I was angry--but mostly at myself.
Sometimes I just cried because anything else was just too painful.
And you know, a few weeks later, I was again in my office wrestling with God and I finally heard Him say, "Ben, I haven't left your side--and I never will."
For a short period of time, I had been lonely. I had struggled. And while I hadn't done anything morally wrong, my pride kept me from seeking help, and almost sent me in a direction of life I'd rather not consider. But I write this because I know that some in my congregation, in my community, and the many more who read my blogs, may even now be in the midst of that kind of spiritual struggle and doubt. And I don’t want anyone to ever have to feel that feeling of loneliness. You need to know you have a friend/pastor who cares. A friend/pastor who won’t judge. A friend/pastor who will cry when you cry. Laugh when you laugh.

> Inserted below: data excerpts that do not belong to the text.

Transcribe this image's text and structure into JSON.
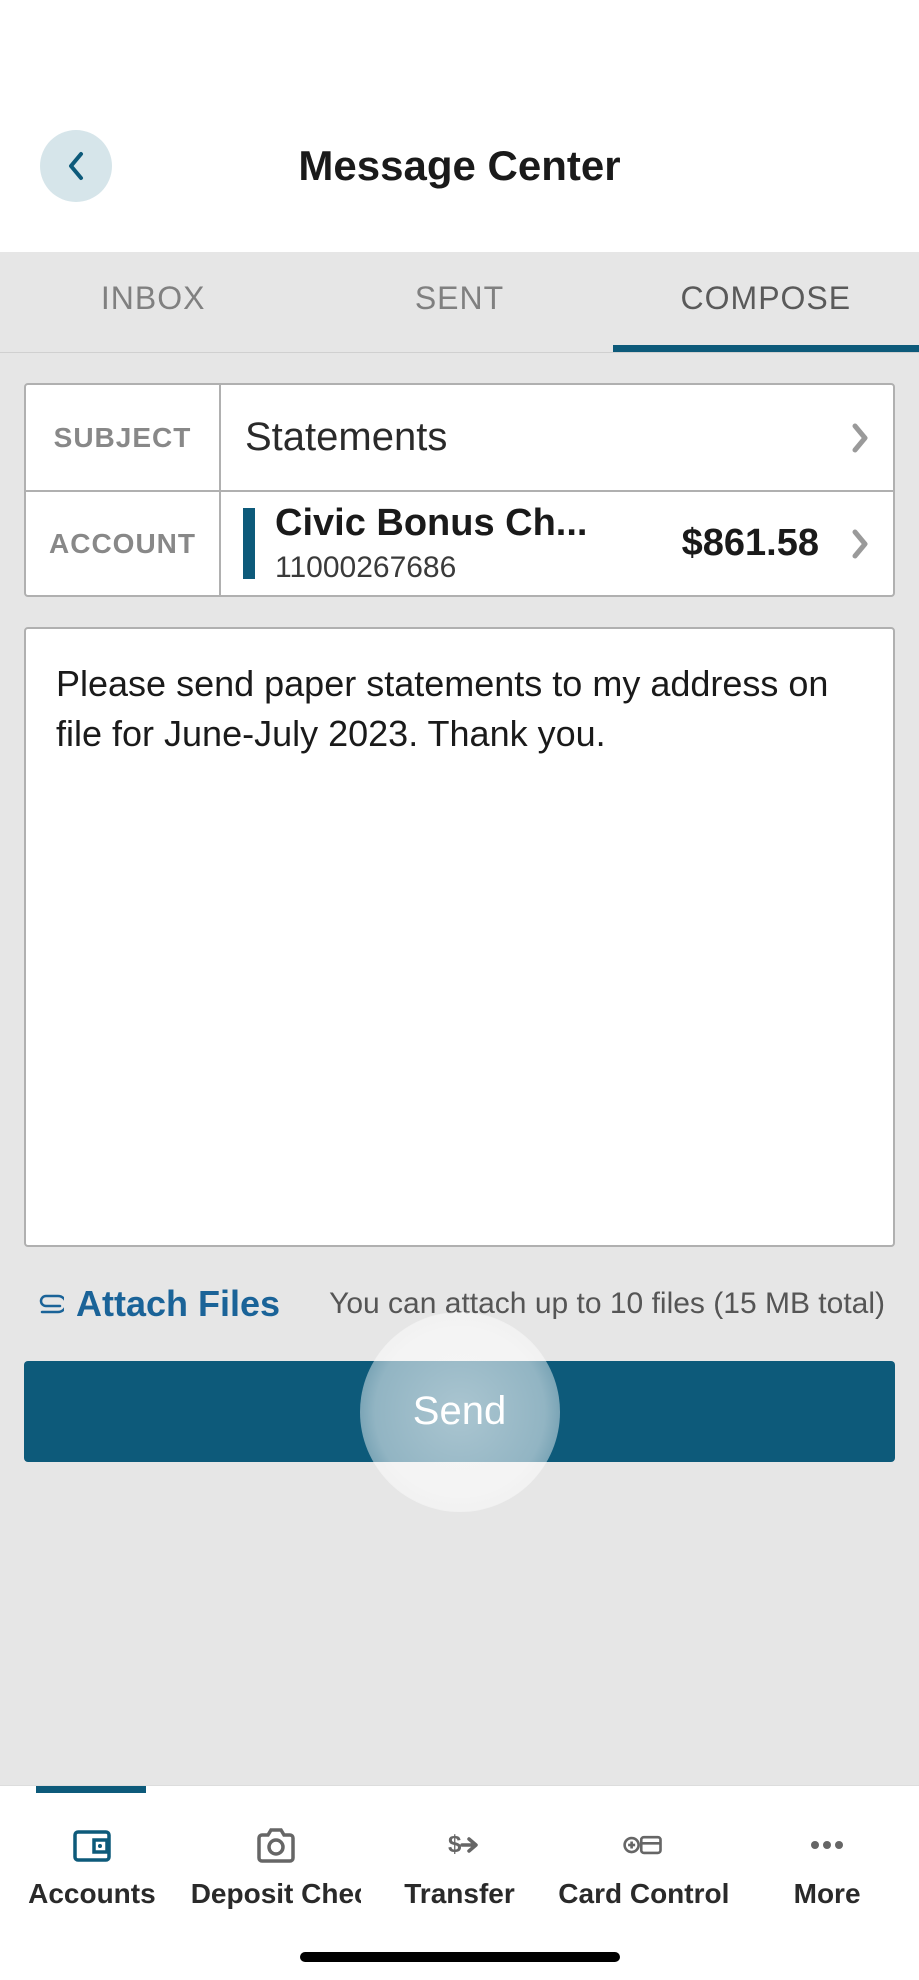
{
  "header": {
    "title": "Message Center"
  },
  "tabs": {
    "inbox": "INBOX",
    "sent": "SENT",
    "compose": "COMPOSE"
  },
  "form": {
    "subject_label": "SUBJECT",
    "subject_value": "Statements",
    "account_label": "ACCOUNT",
    "account_name": "Civic Bonus Ch...",
    "account_number": "11000267686",
    "account_balance": "$861.58",
    "message_body": "Please send paper statements to my address on file for June-July 2023. Thank you."
  },
  "attach": {
    "link_label": "Attach Files",
    "hint": "You can attach up to 10 files (15 MB total)"
  },
  "actions": {
    "send": "Send"
  },
  "nav": {
    "accounts": "Accounts",
    "deposit": "Deposit Chec",
    "transfer": "Transfer",
    "card": "Card Control",
    "more": "More"
  },
  "colors": {
    "primary": "#0d5a7a",
    "link": "#1a6398"
  }
}
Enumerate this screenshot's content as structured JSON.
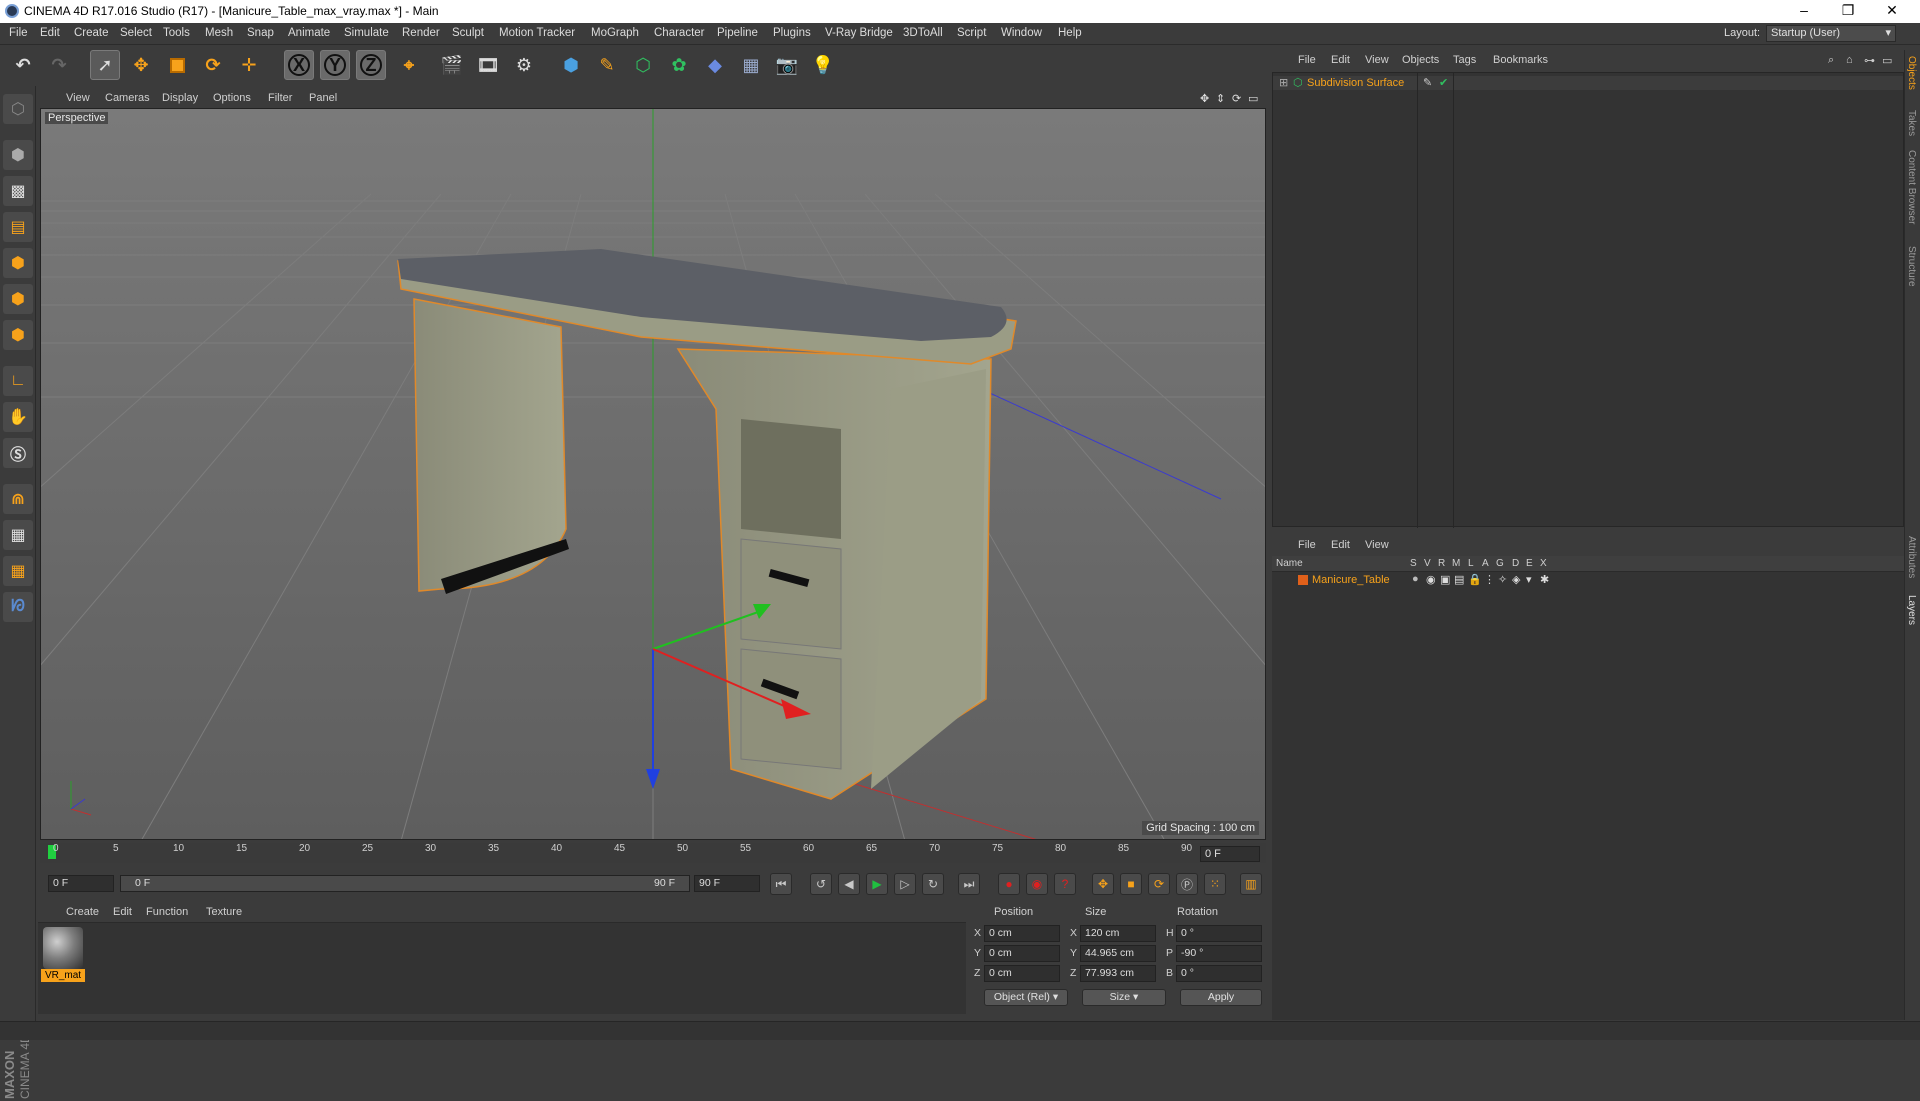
{
  "window": {
    "title": "CINEMA 4D R17.016 Studio (R17) - [Manicure_Table_max_vray.max *] - Main",
    "minimize": "–",
    "restore": "❐",
    "close": "✕"
  },
  "menubar": [
    "File",
    "Edit",
    "Create",
    "Select",
    "Tools",
    "Mesh",
    "Snap",
    "Animate",
    "Simulate",
    "Render",
    "Sculpt",
    "Motion Tracker",
    "MoGraph",
    "Character",
    "Pipeline",
    "Plugins",
    "V-Ray Bridge",
    "3DToAll",
    "Script",
    "Window",
    "Help"
  ],
  "layout": {
    "label": "Layout:",
    "value": "Startup (User)"
  },
  "toolbar": {
    "axis_x": "X",
    "axis_y": "Y",
    "axis_z": "Z"
  },
  "viewport": {
    "menu": [
      "View",
      "Cameras",
      "Display",
      "Options",
      "Filter",
      "Panel"
    ],
    "camera_label": "Perspective",
    "grid_spacing": "Grid Spacing : 100 cm"
  },
  "timeline": {
    "ticks": [
      "0",
      "5",
      "10",
      "15",
      "20",
      "25",
      "30",
      "35",
      "40",
      "45",
      "50",
      "55",
      "60",
      "65",
      "70",
      "75",
      "80",
      "85",
      "90"
    ],
    "frame_end_display": "0 F"
  },
  "transport": {
    "start_frame": "0 F",
    "range_start": "0 F",
    "range_end": "90 F",
    "end_frame": "90 F"
  },
  "materials": {
    "menu": [
      "Create",
      "Edit",
      "Function",
      "Texture"
    ],
    "items": [
      {
        "name": "VR_mat"
      }
    ]
  },
  "coords": {
    "headers": {
      "position": "Position",
      "size": "Size",
      "rotation": "Rotation"
    },
    "rows": [
      {
        "axis": "X",
        "pos": "0 cm",
        "size_axis": "X",
        "size": "120 cm",
        "rot_axis": "H",
        "rot": "0 °"
      },
      {
        "axis": "Y",
        "pos": "0 cm",
        "size_axis": "Y",
        "size": "44.965 cm",
        "rot_axis": "P",
        "rot": "-90 °"
      },
      {
        "axis": "Z",
        "pos": "0 cm",
        "size_axis": "Z",
        "size": "77.993 cm",
        "rot_axis": "B",
        "rot": "0 °"
      }
    ],
    "mode": "Object (Rel)",
    "size_mode": "Size",
    "apply": "Apply"
  },
  "objects": {
    "menu": [
      "File",
      "Edit",
      "View",
      "Objects",
      "Tags",
      "Bookmarks"
    ],
    "items": [
      {
        "name": "Subdivision Surface"
      }
    ]
  },
  "layers": {
    "menu": [
      "File",
      "Edit",
      "View"
    ],
    "columns": [
      "Name",
      "S",
      "V",
      "R",
      "M",
      "L",
      "A",
      "G",
      "D",
      "E",
      "X"
    ],
    "items": [
      {
        "name": "Manicure_Table"
      }
    ]
  },
  "side_tabs": [
    "Objects",
    "Takes",
    "Content Browser",
    "Structure",
    "Attributes",
    "Layers"
  ],
  "brand": {
    "maxon": "MAXON",
    "cinema": "CINEMA 4D"
  },
  "colors": {
    "accent": "#f7a21b",
    "bg": "#3b3b3b",
    "axis_x": "#e02020",
    "axis_y": "#20c020",
    "axis_z": "#2040e0"
  }
}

If that's you, I'm here for you--because I know Jesus is there for you. On the other hand, if it's your friend or your neighbor that's struggling--why don't you be there for them?
At my church--BAC--we are embarking on a journey to become a "Church of Refuge." Here we want people to know we are a family with open arms. That while we don't care about your past failings, we are interested in your future success. We want to build a church that makes a difference in people. A church that cares. A church founded on God's word, with joyful praising and gentle encouragement.
But what if we could all put a moratorium on unfair judgments and critical comments and commit to making our church, and our community--wherever it may be--a safe place to find and experience God?
"Come to Me, all you who labor and are heavy laden, and I will give you rest. Take My yoke upon you and learn from Me, for I am gentle and lowly in heart, and you will find rest for your soul" (Matthew 11:28-29, NKJV).
Image courtesy of stockimages / FreeDigitalPhotos.net
NOTE: The comments posted below were posted on the original blog before I moved it to this current location...
Thank you so much for taking the time to post your blog. It was a perfect midweek boost. You and your wife do so much for our church and I want you both to know its appreciated !! See you sabbath:))
We don't have time for conversations as before, but I'm reading you and lifting your ministry and family up in prayer. This piece resonated with me.
Ben, your blog is inspiring as I am going through some issues with my eyes right now and even though it is very scary I can see God's assistance to me in other areas as I need Abby to drive me and thankfully her college classes are evening ones this semester. I realize that things do not are ways go the way I want. But God knows the whole picture and he is leading me in my life.